Commissioners earlier in the project ranking process questioned why the complex was so large. Heise said Monday that the seven recommended fields would make the site a “destination” and more of a draw to tournament planners.

The Congaree Rapid Soccer Association estimates that $100,000 annually would be generated from field fees and 30,000 visitors would come for the regular matches alone.
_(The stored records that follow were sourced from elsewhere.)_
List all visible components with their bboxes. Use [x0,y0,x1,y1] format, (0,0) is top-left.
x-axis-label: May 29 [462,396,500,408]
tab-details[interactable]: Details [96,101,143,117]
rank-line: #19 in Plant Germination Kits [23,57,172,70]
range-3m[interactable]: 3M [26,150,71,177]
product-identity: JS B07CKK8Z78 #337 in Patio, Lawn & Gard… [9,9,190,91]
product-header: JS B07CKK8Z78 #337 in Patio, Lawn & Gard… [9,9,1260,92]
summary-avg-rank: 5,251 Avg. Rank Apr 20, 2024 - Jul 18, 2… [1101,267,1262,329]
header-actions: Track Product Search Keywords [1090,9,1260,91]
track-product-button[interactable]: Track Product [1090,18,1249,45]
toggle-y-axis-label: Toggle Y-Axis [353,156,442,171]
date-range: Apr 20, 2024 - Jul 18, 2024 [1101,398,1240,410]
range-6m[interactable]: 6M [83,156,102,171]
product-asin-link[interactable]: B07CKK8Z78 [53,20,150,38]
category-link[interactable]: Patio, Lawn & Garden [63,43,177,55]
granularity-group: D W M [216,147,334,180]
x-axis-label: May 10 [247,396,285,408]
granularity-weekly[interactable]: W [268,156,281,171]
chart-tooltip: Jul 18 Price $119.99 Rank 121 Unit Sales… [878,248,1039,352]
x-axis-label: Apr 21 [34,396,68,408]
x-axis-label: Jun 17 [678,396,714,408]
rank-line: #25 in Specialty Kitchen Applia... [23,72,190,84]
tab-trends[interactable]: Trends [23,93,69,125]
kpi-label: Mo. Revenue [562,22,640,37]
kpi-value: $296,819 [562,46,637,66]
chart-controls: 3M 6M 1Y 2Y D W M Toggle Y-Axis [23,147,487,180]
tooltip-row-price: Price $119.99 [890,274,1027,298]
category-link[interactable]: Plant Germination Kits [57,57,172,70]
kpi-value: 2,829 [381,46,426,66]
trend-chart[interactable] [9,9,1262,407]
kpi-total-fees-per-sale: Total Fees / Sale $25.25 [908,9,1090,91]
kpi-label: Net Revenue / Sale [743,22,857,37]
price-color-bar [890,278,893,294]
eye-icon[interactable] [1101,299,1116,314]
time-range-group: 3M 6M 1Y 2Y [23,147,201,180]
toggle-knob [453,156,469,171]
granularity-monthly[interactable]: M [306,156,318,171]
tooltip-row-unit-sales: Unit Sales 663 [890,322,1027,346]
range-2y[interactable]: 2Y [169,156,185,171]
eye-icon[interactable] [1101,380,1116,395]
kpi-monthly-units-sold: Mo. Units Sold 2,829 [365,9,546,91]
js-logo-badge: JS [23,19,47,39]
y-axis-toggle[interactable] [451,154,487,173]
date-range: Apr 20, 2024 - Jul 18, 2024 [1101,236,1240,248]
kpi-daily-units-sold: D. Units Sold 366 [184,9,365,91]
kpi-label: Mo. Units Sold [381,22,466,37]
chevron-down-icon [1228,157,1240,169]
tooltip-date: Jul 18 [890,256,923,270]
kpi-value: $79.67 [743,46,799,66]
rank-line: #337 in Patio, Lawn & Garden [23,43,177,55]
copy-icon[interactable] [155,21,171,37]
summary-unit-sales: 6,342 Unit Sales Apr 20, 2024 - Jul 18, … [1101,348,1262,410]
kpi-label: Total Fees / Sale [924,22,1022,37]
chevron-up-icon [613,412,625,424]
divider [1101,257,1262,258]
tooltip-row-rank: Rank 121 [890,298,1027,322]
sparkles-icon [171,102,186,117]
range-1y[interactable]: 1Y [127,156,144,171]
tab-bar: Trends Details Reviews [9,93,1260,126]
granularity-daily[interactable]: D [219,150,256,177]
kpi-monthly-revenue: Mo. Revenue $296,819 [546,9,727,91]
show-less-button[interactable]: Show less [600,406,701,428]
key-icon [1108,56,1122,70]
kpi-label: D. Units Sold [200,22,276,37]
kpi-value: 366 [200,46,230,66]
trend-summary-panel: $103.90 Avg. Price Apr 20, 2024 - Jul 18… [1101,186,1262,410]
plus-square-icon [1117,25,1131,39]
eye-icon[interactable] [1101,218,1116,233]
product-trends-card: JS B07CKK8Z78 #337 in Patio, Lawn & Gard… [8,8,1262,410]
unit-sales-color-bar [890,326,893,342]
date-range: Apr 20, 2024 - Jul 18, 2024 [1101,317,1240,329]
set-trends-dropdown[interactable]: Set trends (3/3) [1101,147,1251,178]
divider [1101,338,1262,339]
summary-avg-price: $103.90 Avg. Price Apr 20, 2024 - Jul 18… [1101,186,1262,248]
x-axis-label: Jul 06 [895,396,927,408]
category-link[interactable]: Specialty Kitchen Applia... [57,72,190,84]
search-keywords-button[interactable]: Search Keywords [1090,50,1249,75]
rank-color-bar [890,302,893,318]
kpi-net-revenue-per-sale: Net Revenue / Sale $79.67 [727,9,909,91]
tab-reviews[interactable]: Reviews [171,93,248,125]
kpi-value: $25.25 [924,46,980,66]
More than 100 emails in favor of the sports complex project were submitted by residents through the Penny for Progress website. But not everyone is on board with the idea of the sales tax.

West Columbia resident Mike Green is one vocal opponent of the tax and has started a “Stop Penny Tax in Lexington” Facebook page.

Green said his disapproval of the tax stems from skepticism over job creation and revenue production numbers predicted by the entities that submitted projects.

“The government overpromises on what it will deliver,” he said. “No one taxes themselves into prosperity.”

Green agreed that area roads do need repairs and more funding. If the tax does pass, he is concerned that non-transportation projects like recreation and municipal buildings will take up too much of the revenue.

“If a project like a sports complex is profitable, why isn’t the private sector doing them?,” he asked.

There has not been much opposition of the tax during the public comment portion of the Penny for Progress meetings. Green attributed that to the timing of the meetings, which typically are held in the morning during workdays.

Green said that after talking with other residents, he thinks the referendum will fail with only 40 percent of the vote. If it does pass, he predicted it will be renewed in the future as has happened in places like York County, which is in the third round of its Pennies for Progress program.

“People get used to the tax,” Green said.

The Penny for Progress Commission will meet for the final time at 3 p.m. Thursday in Lexington County Council Chambers. The commissioners will review and approve their final project rankings and ballot question.

The latest ranking from the Penny for Progress Commission can be found online.